Via Jim Van Pelt, here’s an essay from Daniel Abraham wherein he ponders the nature of fiction genres, those flexible, permeable and indistinct categories that we all recognise when we see them… even though we all see them in slightly (or sometimes not-so-slightly) different places. Abraham points out right at the start that his train of thought here is a work in progress, but don’t let that put you off following his reasoning through.
However, I’ll cut to the chase and quote his closing thesis, which chimes strongly with my own thoughts on the short-term fate of science fiction:
If genre fiction is the natural coalescence of similar literary projects in conversation and reaction to one another centered on issues of social anxiety and insecurity, science fiction will see an increasingly esoteric rigorous hard sf following the path of poetry and modern jazz music by appealing to a narrower and narrower audience who are sophisticated in its reading, a swan-song resurgence of nostalgic science fiction recapturing and commenting on the work of the 7os that will die out entirely within a generation, and continued growth in the (oh hell, let’s coin it) Bacigalupean dystopias addressing environmental and political issues.
Individual works will almost certainly buck the trend, but as genre isn’t an individual work but a relationship between them, the body of literature should trend that way.

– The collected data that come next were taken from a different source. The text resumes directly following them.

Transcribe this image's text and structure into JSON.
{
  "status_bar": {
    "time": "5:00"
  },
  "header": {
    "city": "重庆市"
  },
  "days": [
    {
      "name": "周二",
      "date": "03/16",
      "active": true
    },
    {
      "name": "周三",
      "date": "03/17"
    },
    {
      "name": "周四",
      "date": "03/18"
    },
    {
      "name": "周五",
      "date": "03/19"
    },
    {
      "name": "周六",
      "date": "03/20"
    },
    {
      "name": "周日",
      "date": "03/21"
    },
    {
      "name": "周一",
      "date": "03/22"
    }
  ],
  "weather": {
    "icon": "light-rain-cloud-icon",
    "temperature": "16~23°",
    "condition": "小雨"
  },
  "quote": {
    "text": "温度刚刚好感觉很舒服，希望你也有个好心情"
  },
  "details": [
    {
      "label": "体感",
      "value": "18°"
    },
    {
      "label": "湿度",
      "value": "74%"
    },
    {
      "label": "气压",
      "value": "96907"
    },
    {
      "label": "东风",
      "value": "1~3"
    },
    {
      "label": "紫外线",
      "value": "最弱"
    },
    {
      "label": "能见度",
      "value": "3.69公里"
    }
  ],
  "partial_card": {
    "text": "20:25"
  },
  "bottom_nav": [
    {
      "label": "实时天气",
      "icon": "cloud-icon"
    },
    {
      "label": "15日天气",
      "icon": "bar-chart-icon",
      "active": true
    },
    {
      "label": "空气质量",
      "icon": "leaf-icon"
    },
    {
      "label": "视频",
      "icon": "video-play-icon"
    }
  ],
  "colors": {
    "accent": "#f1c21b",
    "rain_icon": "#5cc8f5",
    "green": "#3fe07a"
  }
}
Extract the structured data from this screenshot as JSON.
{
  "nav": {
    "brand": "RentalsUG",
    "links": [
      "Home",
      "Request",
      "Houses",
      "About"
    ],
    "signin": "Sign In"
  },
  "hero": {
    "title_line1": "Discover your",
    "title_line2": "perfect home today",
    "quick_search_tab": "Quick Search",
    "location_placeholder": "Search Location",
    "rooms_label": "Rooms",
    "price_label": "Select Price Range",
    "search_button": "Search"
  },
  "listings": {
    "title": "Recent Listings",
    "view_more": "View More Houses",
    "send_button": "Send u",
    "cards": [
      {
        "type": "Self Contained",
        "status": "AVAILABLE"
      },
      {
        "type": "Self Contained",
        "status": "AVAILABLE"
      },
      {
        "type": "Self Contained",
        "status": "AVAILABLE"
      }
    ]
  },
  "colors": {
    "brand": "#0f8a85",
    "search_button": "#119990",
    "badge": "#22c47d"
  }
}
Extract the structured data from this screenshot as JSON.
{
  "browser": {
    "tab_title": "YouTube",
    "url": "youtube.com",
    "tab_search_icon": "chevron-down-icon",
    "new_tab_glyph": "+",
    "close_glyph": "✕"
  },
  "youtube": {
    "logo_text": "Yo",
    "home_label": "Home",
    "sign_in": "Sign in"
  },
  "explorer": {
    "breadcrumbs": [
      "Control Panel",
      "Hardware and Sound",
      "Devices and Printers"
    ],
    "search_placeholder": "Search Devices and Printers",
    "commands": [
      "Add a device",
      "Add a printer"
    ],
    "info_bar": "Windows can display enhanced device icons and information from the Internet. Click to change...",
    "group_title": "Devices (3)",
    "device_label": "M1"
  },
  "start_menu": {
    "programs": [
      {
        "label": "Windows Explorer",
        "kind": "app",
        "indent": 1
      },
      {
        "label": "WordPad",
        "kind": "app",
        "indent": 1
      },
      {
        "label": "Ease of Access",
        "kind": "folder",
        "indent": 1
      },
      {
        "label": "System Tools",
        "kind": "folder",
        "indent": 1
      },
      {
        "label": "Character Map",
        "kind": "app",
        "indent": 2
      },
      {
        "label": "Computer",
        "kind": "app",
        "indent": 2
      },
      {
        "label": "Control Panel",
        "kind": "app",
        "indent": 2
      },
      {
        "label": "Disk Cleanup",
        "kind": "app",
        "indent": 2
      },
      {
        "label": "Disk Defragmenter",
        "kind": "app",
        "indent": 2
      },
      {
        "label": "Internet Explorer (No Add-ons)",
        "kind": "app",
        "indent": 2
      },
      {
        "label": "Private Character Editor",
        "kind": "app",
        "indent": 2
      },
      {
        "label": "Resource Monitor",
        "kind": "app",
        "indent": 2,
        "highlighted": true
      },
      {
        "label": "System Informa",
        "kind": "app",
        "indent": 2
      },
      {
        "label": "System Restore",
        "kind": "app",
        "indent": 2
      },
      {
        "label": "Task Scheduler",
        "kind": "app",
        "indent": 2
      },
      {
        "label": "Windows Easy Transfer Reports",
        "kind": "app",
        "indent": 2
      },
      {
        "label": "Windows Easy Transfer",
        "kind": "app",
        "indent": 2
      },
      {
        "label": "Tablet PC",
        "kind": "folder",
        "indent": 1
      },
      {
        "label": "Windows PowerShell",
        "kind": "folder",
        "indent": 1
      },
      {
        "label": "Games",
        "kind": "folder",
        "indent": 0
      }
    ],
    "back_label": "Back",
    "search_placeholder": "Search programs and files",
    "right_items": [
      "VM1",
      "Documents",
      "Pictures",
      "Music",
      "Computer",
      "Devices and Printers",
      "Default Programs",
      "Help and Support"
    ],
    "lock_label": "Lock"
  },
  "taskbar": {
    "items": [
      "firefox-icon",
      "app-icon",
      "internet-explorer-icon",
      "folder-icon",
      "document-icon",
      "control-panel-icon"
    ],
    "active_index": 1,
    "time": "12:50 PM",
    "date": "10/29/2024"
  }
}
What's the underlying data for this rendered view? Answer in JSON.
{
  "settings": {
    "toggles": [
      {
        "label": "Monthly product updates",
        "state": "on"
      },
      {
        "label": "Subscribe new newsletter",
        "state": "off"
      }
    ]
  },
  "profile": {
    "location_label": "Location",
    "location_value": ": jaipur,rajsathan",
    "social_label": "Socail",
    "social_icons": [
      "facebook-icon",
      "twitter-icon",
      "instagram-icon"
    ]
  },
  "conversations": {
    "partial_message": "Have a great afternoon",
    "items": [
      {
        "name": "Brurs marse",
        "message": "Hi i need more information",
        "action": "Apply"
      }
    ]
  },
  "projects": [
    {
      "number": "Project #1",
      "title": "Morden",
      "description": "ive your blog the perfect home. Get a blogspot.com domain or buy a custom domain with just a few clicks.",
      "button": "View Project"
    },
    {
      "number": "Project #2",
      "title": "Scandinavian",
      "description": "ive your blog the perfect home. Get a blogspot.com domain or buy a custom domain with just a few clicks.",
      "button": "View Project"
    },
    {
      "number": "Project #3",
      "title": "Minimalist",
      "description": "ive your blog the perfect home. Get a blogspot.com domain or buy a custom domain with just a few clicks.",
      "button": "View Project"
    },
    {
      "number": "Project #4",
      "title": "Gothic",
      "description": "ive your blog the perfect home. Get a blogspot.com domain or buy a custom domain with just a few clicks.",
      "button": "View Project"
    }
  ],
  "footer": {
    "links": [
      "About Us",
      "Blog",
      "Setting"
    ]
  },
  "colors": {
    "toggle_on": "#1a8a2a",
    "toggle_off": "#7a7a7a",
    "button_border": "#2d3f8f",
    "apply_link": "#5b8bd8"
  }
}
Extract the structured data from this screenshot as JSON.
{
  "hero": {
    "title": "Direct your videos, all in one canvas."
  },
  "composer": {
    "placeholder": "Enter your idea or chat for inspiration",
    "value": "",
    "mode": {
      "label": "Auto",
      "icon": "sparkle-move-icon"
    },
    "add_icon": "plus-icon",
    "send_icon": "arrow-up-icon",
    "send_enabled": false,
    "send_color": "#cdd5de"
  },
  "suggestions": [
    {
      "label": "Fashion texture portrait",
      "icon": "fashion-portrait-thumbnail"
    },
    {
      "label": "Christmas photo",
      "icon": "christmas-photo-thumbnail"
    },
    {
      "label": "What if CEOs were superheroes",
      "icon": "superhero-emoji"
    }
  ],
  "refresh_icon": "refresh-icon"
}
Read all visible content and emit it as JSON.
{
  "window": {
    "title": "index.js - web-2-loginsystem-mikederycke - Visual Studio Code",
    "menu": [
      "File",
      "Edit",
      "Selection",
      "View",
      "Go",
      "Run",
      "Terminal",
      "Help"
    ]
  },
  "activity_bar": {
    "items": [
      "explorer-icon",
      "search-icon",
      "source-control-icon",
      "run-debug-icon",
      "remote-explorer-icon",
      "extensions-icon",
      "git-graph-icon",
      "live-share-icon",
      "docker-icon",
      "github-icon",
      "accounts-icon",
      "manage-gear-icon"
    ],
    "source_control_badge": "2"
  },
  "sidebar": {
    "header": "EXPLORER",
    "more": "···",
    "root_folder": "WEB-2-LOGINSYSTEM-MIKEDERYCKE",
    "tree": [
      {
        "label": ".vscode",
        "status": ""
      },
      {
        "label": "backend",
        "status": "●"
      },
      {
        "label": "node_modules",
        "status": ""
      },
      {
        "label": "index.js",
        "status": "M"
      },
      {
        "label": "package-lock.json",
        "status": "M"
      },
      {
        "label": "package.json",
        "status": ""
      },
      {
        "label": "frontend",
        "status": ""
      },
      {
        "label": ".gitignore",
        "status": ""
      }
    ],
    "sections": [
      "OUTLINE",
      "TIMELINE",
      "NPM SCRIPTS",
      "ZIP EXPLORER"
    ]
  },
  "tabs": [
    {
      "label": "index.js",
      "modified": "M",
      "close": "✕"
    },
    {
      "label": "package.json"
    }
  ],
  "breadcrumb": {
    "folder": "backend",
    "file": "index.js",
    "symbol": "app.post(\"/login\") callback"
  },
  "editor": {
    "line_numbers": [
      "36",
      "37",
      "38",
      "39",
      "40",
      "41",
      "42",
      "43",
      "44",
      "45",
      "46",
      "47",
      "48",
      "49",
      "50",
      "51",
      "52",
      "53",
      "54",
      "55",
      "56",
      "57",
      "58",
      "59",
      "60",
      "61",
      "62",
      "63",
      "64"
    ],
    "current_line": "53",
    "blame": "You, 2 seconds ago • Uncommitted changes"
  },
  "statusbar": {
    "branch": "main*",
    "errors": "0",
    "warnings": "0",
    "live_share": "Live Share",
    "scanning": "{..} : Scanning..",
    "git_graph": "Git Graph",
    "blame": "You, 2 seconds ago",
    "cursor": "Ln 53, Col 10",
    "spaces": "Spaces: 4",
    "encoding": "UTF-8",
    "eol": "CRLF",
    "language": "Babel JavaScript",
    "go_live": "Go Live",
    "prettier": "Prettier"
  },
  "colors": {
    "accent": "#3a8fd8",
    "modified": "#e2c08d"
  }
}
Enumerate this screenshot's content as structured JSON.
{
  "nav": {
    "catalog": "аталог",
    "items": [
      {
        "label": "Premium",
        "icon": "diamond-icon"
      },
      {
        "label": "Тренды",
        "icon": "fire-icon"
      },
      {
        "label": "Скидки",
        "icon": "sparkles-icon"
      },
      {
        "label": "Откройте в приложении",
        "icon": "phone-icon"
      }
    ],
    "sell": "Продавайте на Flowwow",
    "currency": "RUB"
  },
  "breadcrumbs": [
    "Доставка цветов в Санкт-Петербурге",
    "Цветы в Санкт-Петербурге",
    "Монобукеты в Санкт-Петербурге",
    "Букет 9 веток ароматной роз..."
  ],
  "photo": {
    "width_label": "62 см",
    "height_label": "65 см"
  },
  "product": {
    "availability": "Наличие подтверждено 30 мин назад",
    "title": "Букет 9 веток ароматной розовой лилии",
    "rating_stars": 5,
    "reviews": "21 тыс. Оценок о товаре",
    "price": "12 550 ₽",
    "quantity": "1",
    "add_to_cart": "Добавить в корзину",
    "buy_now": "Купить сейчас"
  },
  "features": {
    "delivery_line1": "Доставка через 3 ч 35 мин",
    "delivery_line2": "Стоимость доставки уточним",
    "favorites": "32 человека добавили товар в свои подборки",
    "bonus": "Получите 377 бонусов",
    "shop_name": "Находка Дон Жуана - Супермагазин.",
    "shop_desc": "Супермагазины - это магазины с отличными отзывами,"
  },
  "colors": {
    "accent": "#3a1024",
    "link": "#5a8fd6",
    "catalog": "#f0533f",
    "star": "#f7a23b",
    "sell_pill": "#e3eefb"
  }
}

I think we can already see this happening, to be honest. And while I lack the spare time to sit down and thrash it out into something coherent, I think there’s probably a complementary narrative one can build around the fantasy and horror genres, too: a briefly-booming-then-shrinking hard-core market for inherently nostalgic forms, and a growth market for the new evolutions which graft the traditional tropes onto contemporary issues.
5 thoughts on “A new thesis of genre”
It isn’t exactly a new idea. Gary Wolfe has been using the jazz analogy for years.
But treating genrification as a process is entirely sensible. When a particular form becomes popular, publishers will demand “more like this”. Then, at some point, the public gets bored with that particular idea, and publishers start looking for someone doing something new and different.
Science fiction may dwindle down to an elite membership, but speculative fiction is due for a heyday.
I should have remembered that particular Wolfe riff, really; must go back to my Masterclass notes, as I’m sure it came up there. But yes, the more I think about it, the more it applies to loads of other cultural forms as well, e.g. rock music. I think I’ve just found a potential thesis of my own…
I think that conjecture has been playing out for several years, maybe almost a decade now. Though I would add the (one might argue the dominant) slice of the sci-fi demographic pie located at that exceptionally action-flickable Clancy-esque/Star Wars-esque intersection of genre, that is truly not *about* innovation but about precisely the definition of genre – “more of the same”. It’s that quiet majority of people who want Star Wars spin-off version 1200, Lord of The Rings incarnation XXXVVII, who open books (or stroke Kindles) not for the “novel”, the literary, the art, but to relive the raygun gothic past, seeking out the next hit that will get them ‘back to the Future’ again in some alternate-timestream version of it, keep them traveling again down the 80-lane mobius strip highways of a Gernsbeck Continuum. It’s precisely the well-mockumentaried reason why 60 year old rockstars are trapped by their own celebrity-self tulpa, by imprisoned by their own marketing, replaying the same saccharine-angry 18-year old’s songs even as they’ve got no grey hair left to headbang and their mortgages are going underwater, why Ozzy Ozbourne, though he hates it, must still bite the heads off of bats and sing “Crazy Train” every night. Because most people don’t really want to watch you “grow as an artist”, to “take risks” and “evolve”, they just want to relive their own years of misspent youth before they fell into routines of parting their hair this way, floating their own brooms, paying down mortgages, lawn mowing, anesthetized by sports and video games. It’s not about art, it’s about entertainment and escapism. Some people move on, but if you ask any bookstore owner, it’s the Dragonlance and Star Wars ripoffs that do the heavy lifting of unit-pushing and keeping (what’s left of) the publishing industries alive.
Interestingly enough one of my favourite sci-fi writers has been down this route himself in the last few years, Stephen Baxter.
Generally regarded as a hard sci-fi writer he has deviated from that path of late. That is not to say that he is still not a good writer nor that he does not write a kind of science fiction, it’s just that it is more now of speculative fiction that reflects the current fear and anxieties, namely enviromental issues.
Besides, surely science fiction has always been niche anyway right? As it is in films, although luckily shows like Battlestar Galactica and the last Star Trek movie, although reworkings of past hits, have managed to bridge the gaps and appeal to wider audiences.